Clearly it isn’t the risk to the person who's the source of the kidney, given how very low that risk is, that could justify the current prohibition on organ sales. We are already permitted to undertake significantly higher-risk activities, including rock climbing, smoking ourselves to lung cancer, scuba diving in shark-infested waters, and the list goes on. So what’s morally reprehensible about accepting a small health risk for a handsome financial reward that would also help preserve a desperate Ontarian’s life?

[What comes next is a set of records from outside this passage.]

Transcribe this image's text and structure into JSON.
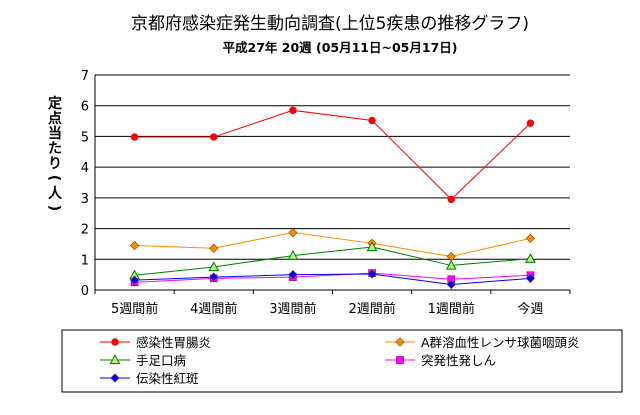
{
  "chart_data": {
    "type": "line",
    "title": "京都府感染症発生動向調査(上位5疾患の推移グラフ)",
    "subtitle": "平成27年 20週 (05月11日~05月17日)",
    "ylabel": "定点当たり(人)",
    "xlabel": "",
    "categories": [
      "5週間前",
      "4週間前",
      "3週間前",
      "2週間前",
      "1週間前",
      "今週"
    ],
    "ylim": [
      0,
      7
    ],
    "yticks": [
      "0",
      "1",
      "2",
      "3",
      "4",
      "5",
      "6",
      "7"
    ],
    "grid": true,
    "legend_position": "bottom",
    "series": [
      {
        "name": "感染性胃腸炎",
        "color": "#ff0000",
        "marker": "circle",
        "values": [
          4.98,
          4.98,
          5.85,
          5.52,
          2.95,
          5.43
        ]
      },
      {
        "name": "A群溶血性レンサ球菌咽頭炎",
        "color": "#ff8c00",
        "marker": "diamond",
        "values": [
          1.45,
          1.36,
          1.87,
          1.52,
          1.09,
          1.68
        ]
      },
      {
        "name": "手足口病",
        "color": "#008000",
        "marker": "triangle",
        "values": [
          0.48,
          0.75,
          1.12,
          1.4,
          0.8,
          1.02
        ]
      },
      {
        "name": "突発性発しん",
        "color": "#ff00ff",
        "marker": "square",
        "values": [
          0.25,
          0.38,
          0.42,
          0.55,
          0.35,
          0.48
        ]
      },
      {
        "name": "伝染性紅斑",
        "color": "#0000ff",
        "marker": "diamond",
        "values": [
          0.32,
          0.42,
          0.5,
          0.52,
          0.18,
          0.38
        ]
      }
    ]
  }
}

For reasons I cannot comprehend, regulators expect donors to provide their organs for altruistic motives only. They are pretty much the only participant who isn’t handsomely rewarded for their participation in an organ-transplant procedure. Everyone else gets paid or receives a life-preserving organ. Isn’t it implausible, indeed, that patients should lose their precious lives because of an unreasonable societal squeamishness when it comes to paying people for their spare kidneys for transplantation purposes?

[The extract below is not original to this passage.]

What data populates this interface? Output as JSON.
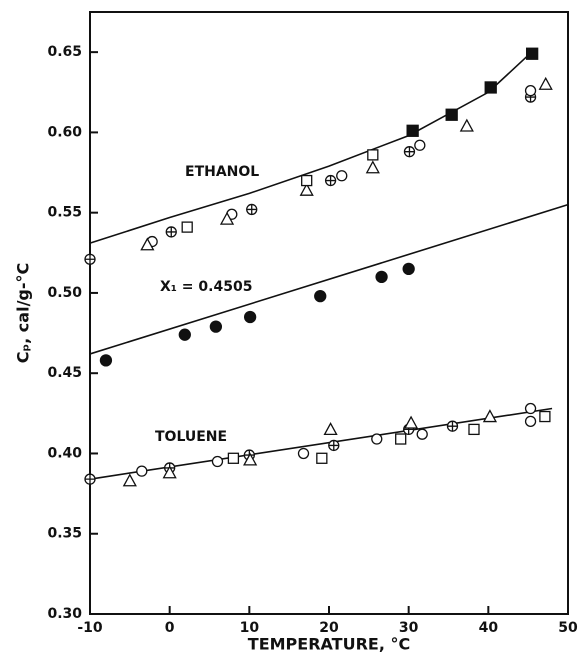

Desperate patients travel today overseas and obtain kidneys frequently under highly questionable circumstances, often exploiting vulnerable, impoverished people in developing countries. Surely one response to this challenge could be to develop a carefully regulated living-donor system that permits the sale of spare kidneys in Ontario.

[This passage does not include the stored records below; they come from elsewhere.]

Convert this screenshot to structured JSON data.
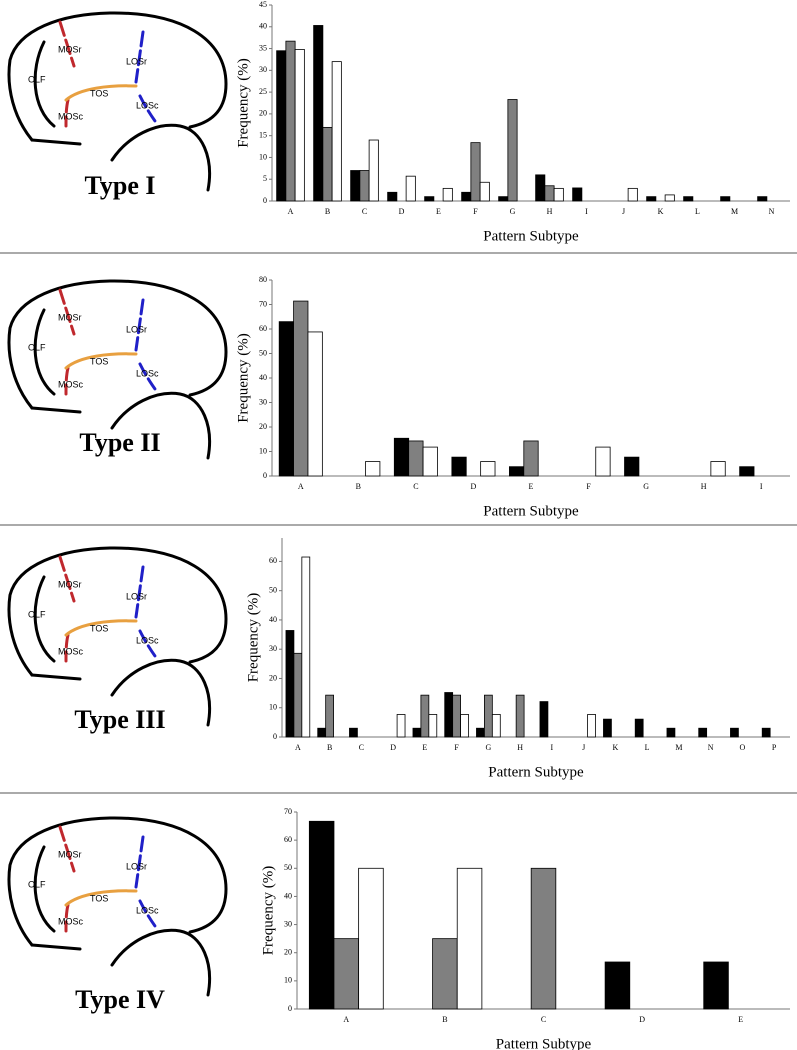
{
  "chart_data": [
    {
      "type": "bar",
      "title": "Type I",
      "annotations": [
        "OLF",
        "MOSr",
        "MOSc",
        "TOS",
        "LOSr",
        "LOSc"
      ],
      "xlabel": "Pattern Subtype",
      "ylabel": "Frequency (%)",
      "categories": [
        "A",
        "B",
        "C",
        "D",
        "E",
        "F",
        "G",
        "H",
        "I",
        "J",
        "K",
        "L",
        "M",
        "N"
      ],
      "series": [
        {
          "color": "#000000",
          "values": [
            34.5,
            40.3,
            7,
            2,
            1,
            2,
            1,
            6,
            3,
            0,
            1,
            1,
            1,
            1
          ]
        },
        {
          "color": "#808080",
          "values": [
            36.7,
            16.9,
            7,
            0,
            0,
            13.4,
            23.3,
            3.5,
            0,
            0,
            0,
            0,
            0,
            0
          ]
        },
        {
          "color": "#ffffff",
          "values": [
            34.8,
            32,
            14,
            5.7,
            2.9,
            4.3,
            0,
            2.9,
            0,
            2.9,
            1.4,
            0,
            0,
            0
          ]
        }
      ],
      "ylim": [
        0,
        45
      ],
      "yticks": [
        0,
        5,
        10,
        15,
        20,
        25,
        30,
        35,
        40,
        45
      ]
    },
    {
      "type": "bar",
      "title": "Type II",
      "annotations": [
        "OLF",
        "MOSr",
        "MOSc",
        "TOS",
        "LOSr",
        "LOSc"
      ],
      "xlabel": "Pattern Subtype",
      "ylabel": "Frequency (%)",
      "categories": [
        "A",
        "B",
        "C",
        "D",
        "E",
        "F",
        "G",
        "H",
        "I"
      ],
      "series": [
        {
          "color": "#000000",
          "values": [
            63,
            0,
            15.4,
            7.7,
            3.8,
            0,
            7.7,
            0,
            3.8
          ]
        },
        {
          "color": "#808080",
          "values": [
            71.4,
            0,
            14.3,
            0,
            14.3,
            0,
            0,
            0,
            0
          ]
        },
        {
          "color": "#ffffff",
          "values": [
            58.8,
            5.9,
            11.8,
            5.9,
            0,
            11.8,
            0,
            5.9,
            0
          ]
        }
      ],
      "ylim": [
        0,
        80
      ],
      "yticks": [
        0,
        10,
        20,
        30,
        40,
        50,
        60,
        70,
        80
      ]
    },
    {
      "type": "bar",
      "title": "Type III",
      "annotations": [
        "OLF",
        "MOSr",
        "MOSc",
        "TOS",
        "LOSr",
        "LOSc"
      ],
      "xlabel": "Pattern Subtype",
      "ylabel": "Frequency (%)",
      "categories": [
        "A",
        "B",
        "C",
        "D",
        "E",
        "F",
        "G",
        "H",
        "I",
        "J",
        "K",
        "L",
        "M",
        "N",
        "O",
        "P"
      ],
      "series": [
        {
          "color": "#000000",
          "values": [
            36.4,
            3,
            3,
            0,
            3,
            15.2,
            3,
            0,
            12.1,
            0,
            6.1,
            6.1,
            3,
            3,
            3,
            3
          ]
        },
        {
          "color": "#808080",
          "values": [
            28.6,
            14.3,
            0,
            0,
            14.3,
            14.3,
            14.3,
            14.3,
            0,
            0,
            0,
            0,
            0,
            0,
            0,
            0
          ]
        },
        {
          "color": "#ffffff",
          "values": [
            61.5,
            0,
            0,
            7.7,
            7.7,
            7.7,
            7.7,
            0,
            0,
            7.7,
            0,
            0,
            0,
            0,
            0,
            0
          ]
        }
      ],
      "ylim": [
        0,
        68
      ],
      "yticks": [
        0,
        10,
        20,
        30,
        40,
        50,
        60
      ]
    },
    {
      "type": "bar",
      "title": "Type IV",
      "annotations": [
        "OLF",
        "MOSr",
        "MOSc",
        "TOS",
        "LOSr",
        "LOSc"
      ],
      "xlabel": "Pattern Subtype",
      "ylabel": "Frequency (%)",
      "categories": [
        "A",
        "B",
        "C",
        "D",
        "E"
      ],
      "series": [
        {
          "color": "#000000",
          "values": [
            66.7,
            0,
            0,
            16.7,
            16.7
          ]
        },
        {
          "color": "#808080",
          "values": [
            25,
            25,
            50,
            0,
            0
          ]
        },
        {
          "color": "#ffffff",
          "values": [
            50,
            50,
            0,
            0,
            0
          ]
        }
      ],
      "ylim": [
        0,
        70
      ],
      "yticks": [
        0,
        10,
        20,
        30,
        40,
        50,
        60,
        70
      ]
    }
  ]
}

We would, of course, ensure that vulnerable people are not subjected to the risk of exploitation or undue pressure. Benjamin Hippen, a U.S.-based transplant specialist, sums up what features a government-regulated market for transplant organs should have: It would prioritize the safety of both vendors and recipients; it would be fully transparent with regard to risks to vendors and recipients; it would safeguard institutional integrity regarding guidelines for co-operating with kidney vendors, and, last but not least, it would operate under a robust legal framework.
I suspect some people will find the idea of paying someone for their spare kidney unacceptable, and they will duly make noises about vulnerable people, as well as the wrongness of commodifying our bodies.
I do think that the first concern ought to be taken very seriously, but surely it is not beyond our capacity to legislate accordingly. As far as the commodification issue is concerned, my view would be that that decision is for the kidney owner to make, not for Tony Do-Good on her behalf.
Still, there is another way known to increase donor organs, and it is one that is being introduced in ever more countries. It is a proposition currently debated in Prince Edward Island. The idea is that we should switch from an “opt-in” to an “opt-out” system of consent.
This is based on a number of facts and a reasonable assumption: The facts are that many more of us would be happy to see our organs used for transplant (and even research) purposes after our death than there are people who actually opt-in to the current system. It is a fair assumption that people simply cannot be bothered to enrol themselves.
The idea here is that, for everyone who does not expressly refuse to donate their organs after their demise, the reasonable assumption is made that they would be happy to see their organs utilized to preserve a fellow Canadian’s life.
Now, before you shout theft, socialism and whatnot, opt-out systems operate in a significant – and increasing – number of countries worldwide, including Spain, Austria, and most recently, Wales in the United Kingdom.
Truth be told, I would be comfortable with either system, or even with a mix of both, as long as we end up increasing the number of transplant organs available, and as long as the end result is that nobody in Ontario or Canada dies an unnecessarily early death due to a lack of transplant organs.